Last summer my dear friend, Vivienne from The V Spot Blog, posted a fantastic series on camping that almost made me want to go camping. Almost I said. Friends, I am not a camper. But Viv has a unique way of making camping seem do-able, easy, and (gulp!) fun. I asked if we could publish her series here for all of you to see her great traditions and ideas that make her camping trips so enjoyable.
So join us each day this week as we feature Miss Viv aka MacGuyver – and make sure to visit her blog – she posts the most amazing ideas for affordable crafts (see how many times she can spray paint her chandelier for different seasonal decorations), cleaning your oven, and various survival kits. She is my go-to gal and has a solution for everything!
Camping? Ew. No thank you.
I don’t do dirt.
I don’t pee in the woods.
I won’t eat beans out of a can.
Yeah? Neither do I.
My family and I were on our annual camping trip last week. Some of the comments that came my way before we left were a bit on the negative side. I wasn’t offended by any means. I just realized that there must be a segment of the population that doesn’t know the proper way to camp.
In other words, if you don’t like to go camping… yer doin’ it wrong.

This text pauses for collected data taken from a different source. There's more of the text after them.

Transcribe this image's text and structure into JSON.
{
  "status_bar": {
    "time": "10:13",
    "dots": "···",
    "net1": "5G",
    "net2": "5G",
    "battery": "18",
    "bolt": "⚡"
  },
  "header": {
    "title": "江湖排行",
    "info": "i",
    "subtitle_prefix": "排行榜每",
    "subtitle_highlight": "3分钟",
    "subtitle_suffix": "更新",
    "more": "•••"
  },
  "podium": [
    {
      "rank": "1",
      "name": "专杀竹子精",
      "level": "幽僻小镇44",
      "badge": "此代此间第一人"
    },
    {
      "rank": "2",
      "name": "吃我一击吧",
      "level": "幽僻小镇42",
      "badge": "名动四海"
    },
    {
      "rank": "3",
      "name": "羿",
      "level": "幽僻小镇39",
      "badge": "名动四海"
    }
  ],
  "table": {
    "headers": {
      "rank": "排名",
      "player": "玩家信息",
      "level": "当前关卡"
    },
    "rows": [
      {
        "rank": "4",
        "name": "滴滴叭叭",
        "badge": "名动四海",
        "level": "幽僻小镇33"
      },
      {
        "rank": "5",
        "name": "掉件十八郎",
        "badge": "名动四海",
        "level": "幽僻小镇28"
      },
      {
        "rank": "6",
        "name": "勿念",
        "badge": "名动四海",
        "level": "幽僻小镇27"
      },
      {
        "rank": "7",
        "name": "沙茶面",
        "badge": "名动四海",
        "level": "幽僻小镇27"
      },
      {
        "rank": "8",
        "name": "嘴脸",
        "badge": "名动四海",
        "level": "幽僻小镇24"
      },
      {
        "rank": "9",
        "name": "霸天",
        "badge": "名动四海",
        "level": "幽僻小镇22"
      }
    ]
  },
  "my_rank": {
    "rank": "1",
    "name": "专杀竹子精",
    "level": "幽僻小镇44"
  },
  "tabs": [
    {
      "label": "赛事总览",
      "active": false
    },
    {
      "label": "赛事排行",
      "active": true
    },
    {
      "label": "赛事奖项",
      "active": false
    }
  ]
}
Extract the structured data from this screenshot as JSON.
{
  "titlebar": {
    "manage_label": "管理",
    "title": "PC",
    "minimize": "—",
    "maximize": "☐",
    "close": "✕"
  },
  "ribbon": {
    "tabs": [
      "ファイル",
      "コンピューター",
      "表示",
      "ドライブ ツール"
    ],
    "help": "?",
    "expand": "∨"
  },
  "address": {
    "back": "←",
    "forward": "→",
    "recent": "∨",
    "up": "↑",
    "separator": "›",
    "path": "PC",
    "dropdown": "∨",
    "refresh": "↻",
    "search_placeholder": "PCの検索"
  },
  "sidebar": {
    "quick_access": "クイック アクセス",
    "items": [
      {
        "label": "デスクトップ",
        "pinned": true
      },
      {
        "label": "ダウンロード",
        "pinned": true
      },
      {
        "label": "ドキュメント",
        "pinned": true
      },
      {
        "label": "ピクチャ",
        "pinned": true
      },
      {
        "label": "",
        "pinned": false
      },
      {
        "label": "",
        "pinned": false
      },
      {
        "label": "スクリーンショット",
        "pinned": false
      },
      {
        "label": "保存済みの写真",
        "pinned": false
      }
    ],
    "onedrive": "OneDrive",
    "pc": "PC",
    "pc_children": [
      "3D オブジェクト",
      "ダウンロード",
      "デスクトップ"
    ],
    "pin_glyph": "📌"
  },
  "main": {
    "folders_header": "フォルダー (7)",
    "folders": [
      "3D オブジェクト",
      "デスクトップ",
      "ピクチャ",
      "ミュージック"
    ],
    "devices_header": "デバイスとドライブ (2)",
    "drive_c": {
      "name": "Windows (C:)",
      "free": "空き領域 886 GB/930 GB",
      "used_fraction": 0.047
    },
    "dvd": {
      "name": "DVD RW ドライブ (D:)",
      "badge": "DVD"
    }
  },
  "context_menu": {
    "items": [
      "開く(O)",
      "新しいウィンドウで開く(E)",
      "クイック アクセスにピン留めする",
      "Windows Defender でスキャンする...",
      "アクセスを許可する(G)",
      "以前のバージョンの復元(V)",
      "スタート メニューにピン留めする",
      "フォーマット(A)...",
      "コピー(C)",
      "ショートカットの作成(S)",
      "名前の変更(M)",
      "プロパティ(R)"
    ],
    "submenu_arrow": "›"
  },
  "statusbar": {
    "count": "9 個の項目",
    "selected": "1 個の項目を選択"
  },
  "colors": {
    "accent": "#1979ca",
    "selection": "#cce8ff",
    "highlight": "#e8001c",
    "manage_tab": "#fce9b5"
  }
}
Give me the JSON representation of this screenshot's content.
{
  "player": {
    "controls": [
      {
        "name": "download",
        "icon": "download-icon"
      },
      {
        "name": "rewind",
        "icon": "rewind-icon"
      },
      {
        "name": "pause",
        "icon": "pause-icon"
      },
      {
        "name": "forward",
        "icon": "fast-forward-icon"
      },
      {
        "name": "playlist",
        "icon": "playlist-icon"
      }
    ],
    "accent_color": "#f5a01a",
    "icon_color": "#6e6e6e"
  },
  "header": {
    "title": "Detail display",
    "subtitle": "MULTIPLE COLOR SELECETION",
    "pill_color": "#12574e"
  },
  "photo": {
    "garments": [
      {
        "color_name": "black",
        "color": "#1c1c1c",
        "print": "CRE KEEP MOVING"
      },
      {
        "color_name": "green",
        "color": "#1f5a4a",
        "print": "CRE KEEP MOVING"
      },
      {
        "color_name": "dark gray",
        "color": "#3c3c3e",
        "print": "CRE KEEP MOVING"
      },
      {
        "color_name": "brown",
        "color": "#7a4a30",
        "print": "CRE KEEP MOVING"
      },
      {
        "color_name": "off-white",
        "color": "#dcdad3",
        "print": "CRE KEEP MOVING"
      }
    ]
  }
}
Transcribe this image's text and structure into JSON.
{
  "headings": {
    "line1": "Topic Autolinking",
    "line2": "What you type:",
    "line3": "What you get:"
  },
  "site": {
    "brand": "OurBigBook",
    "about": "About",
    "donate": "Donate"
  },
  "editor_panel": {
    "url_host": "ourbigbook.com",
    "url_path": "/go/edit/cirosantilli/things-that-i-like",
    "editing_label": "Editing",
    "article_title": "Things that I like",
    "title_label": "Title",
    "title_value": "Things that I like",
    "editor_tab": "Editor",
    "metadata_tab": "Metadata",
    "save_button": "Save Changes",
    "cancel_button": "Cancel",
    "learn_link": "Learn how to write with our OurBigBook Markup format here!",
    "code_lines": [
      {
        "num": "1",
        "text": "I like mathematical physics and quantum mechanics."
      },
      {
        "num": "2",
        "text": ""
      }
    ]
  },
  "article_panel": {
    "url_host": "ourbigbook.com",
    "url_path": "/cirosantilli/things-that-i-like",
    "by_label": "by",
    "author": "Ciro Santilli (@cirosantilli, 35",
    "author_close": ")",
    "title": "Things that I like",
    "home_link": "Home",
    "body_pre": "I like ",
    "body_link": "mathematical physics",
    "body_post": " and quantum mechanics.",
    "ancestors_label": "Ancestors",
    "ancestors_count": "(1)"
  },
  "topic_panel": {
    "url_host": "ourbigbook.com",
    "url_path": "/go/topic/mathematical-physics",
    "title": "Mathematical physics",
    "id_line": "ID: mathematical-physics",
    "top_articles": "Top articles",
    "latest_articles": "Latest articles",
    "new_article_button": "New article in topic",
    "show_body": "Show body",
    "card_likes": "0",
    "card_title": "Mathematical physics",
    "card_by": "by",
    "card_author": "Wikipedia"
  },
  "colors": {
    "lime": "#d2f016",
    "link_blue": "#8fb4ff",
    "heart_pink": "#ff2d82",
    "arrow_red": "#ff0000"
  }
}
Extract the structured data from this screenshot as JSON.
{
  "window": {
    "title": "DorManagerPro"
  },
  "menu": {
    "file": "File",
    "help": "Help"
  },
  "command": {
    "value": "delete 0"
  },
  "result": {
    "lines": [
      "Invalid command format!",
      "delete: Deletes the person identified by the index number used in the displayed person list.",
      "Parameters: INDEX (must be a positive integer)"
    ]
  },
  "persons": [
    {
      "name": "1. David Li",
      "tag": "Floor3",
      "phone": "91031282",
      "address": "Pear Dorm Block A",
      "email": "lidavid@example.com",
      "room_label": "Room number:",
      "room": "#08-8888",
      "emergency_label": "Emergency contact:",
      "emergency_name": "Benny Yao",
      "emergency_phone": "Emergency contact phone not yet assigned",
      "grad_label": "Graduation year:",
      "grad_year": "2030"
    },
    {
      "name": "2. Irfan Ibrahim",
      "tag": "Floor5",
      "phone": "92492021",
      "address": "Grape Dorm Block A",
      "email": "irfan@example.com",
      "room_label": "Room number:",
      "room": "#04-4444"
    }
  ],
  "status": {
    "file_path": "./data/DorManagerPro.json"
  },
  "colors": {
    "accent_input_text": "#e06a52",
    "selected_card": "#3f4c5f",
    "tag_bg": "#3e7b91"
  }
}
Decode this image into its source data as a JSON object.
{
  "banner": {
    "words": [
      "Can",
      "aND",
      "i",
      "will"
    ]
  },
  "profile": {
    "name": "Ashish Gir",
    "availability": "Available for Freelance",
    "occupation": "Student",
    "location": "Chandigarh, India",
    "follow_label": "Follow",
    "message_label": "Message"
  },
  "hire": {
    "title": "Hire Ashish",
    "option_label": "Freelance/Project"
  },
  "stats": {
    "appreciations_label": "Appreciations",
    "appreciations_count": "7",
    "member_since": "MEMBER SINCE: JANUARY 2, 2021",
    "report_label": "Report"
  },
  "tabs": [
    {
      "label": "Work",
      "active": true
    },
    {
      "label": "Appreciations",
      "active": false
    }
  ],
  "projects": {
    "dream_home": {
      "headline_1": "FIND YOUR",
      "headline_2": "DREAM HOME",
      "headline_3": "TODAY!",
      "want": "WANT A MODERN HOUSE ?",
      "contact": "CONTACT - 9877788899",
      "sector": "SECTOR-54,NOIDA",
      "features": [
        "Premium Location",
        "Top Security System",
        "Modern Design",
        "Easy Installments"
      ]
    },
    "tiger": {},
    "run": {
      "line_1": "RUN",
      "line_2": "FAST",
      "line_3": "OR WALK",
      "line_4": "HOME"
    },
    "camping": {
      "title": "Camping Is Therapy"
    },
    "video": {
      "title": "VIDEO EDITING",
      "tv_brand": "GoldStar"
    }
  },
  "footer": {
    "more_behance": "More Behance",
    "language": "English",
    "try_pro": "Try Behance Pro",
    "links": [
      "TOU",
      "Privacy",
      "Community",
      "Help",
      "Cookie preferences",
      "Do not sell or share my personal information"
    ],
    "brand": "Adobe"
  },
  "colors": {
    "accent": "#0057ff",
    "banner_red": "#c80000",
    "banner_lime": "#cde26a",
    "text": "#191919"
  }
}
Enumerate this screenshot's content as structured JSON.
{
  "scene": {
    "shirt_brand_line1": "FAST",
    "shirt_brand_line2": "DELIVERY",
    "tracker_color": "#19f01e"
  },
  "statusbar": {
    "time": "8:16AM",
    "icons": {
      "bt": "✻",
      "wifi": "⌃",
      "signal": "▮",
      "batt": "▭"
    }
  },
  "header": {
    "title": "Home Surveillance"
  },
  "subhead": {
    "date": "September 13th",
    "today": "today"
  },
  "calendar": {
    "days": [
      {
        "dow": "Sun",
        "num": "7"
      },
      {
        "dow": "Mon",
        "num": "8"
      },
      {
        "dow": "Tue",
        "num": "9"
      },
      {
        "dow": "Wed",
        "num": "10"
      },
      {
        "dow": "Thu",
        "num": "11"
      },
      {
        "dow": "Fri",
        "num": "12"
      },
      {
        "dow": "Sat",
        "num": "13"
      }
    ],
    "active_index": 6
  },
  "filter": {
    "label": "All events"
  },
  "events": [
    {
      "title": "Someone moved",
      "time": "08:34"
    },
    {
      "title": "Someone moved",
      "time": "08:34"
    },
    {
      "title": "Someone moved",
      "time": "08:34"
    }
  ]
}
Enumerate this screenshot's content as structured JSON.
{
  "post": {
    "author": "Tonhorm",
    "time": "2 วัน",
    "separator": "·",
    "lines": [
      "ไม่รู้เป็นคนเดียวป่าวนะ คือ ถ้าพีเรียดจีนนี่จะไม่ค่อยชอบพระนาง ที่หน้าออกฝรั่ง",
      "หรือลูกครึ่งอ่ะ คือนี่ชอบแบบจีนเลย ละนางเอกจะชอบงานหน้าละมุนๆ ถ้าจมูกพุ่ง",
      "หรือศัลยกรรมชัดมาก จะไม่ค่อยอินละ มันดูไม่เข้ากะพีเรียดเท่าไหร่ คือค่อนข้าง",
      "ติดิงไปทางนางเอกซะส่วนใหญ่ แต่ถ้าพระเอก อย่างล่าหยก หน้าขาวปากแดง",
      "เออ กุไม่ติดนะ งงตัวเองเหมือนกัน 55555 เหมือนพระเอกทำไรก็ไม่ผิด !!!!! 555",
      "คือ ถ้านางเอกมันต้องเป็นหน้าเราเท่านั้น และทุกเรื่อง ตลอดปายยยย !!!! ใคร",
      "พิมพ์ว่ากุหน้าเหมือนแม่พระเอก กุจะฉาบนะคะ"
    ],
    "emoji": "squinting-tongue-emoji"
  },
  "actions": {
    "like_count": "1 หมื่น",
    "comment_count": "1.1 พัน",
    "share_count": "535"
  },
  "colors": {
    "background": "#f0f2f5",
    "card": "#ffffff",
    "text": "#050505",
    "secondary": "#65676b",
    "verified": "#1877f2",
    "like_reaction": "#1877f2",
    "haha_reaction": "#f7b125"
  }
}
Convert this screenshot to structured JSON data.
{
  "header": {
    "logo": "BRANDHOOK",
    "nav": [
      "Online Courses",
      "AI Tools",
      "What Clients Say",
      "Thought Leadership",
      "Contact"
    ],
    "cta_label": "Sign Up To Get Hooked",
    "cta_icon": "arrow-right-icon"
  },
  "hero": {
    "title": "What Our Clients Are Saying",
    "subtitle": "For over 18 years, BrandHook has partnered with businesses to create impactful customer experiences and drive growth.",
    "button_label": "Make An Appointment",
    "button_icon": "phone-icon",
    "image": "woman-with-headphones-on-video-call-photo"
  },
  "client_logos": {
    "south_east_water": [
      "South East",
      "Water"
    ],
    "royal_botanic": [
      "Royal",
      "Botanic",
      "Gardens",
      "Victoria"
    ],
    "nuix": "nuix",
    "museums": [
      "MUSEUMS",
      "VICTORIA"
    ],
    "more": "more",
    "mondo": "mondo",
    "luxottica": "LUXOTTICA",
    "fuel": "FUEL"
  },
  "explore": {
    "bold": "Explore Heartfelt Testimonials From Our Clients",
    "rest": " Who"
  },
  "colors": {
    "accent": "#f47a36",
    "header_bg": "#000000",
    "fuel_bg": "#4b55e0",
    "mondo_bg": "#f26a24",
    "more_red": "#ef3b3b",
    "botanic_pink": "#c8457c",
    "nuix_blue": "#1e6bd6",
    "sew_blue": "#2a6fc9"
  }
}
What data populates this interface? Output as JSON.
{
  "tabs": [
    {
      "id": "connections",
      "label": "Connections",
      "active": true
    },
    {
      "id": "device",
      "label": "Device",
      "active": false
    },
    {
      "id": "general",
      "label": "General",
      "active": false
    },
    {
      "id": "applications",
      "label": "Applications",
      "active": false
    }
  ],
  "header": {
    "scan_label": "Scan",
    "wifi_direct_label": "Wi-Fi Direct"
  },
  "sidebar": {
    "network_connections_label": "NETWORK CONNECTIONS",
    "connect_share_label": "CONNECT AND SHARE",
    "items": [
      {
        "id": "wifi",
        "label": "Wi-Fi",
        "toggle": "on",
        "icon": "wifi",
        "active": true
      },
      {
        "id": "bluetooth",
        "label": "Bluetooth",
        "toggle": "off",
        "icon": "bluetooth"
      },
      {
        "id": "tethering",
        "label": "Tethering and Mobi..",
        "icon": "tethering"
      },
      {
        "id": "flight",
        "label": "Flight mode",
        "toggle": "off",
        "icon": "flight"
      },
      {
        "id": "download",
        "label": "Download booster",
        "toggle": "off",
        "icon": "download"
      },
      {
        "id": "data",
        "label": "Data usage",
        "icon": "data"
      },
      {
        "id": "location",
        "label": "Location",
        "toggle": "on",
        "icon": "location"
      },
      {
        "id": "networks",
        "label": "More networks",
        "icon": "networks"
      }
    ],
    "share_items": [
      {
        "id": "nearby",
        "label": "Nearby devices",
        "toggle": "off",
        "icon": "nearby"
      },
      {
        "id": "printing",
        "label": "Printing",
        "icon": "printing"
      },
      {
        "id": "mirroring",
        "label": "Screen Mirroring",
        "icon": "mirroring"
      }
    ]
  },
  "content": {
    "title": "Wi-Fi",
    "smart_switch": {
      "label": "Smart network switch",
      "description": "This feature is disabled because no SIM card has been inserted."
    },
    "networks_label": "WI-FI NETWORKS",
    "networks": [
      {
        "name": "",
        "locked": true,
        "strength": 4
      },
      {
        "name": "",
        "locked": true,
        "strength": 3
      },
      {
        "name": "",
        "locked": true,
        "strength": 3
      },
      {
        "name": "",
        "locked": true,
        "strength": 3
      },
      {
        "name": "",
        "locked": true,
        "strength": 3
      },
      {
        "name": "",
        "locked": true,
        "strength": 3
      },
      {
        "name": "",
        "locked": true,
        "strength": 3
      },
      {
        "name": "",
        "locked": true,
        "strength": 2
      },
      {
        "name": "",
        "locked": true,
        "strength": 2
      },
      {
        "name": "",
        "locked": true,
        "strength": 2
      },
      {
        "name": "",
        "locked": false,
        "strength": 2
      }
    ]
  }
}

Now I readily admit (and take into consideration) that my affinity for camping is rather specific. I’m an alpine kind of girl. I don’t do desert camping. I can’t take the heat (or extreme cold). I need trees. (Also, we don’t ride motorcycles or ATVs, so there really isn’t much for us to do in the desert.)
I first camped in Markleeville (Grover Hot Springs) in 1969, when I was 2 years old. My family has been going even longer than that.
Markleeville is very personal to me.
It is a beloved tradition; a comfortable pair of shoes.
It is a favorite relative you only get to see once a year.
It is beautiful and special.
It is 500 miles away, yet somehow it feels like home.
While my tale is Markleeville specific, planning, implementation and style are befitting of camping anywhere.
Some of you may have seen the “500 miles away” and done the math in your head… yes that is about a 10 hour car ride. Each way. However, the journey is part of the vacation and should be treated as such. I am fortunate enough to be married to a man who starts his vacation time the minute he locks the door to his office. Attitudes are laid back and we try to roll with it whenever possible. (I am a twisty, anal retentive control freak, so being laid back does not come naturally for me, but I am working on it.)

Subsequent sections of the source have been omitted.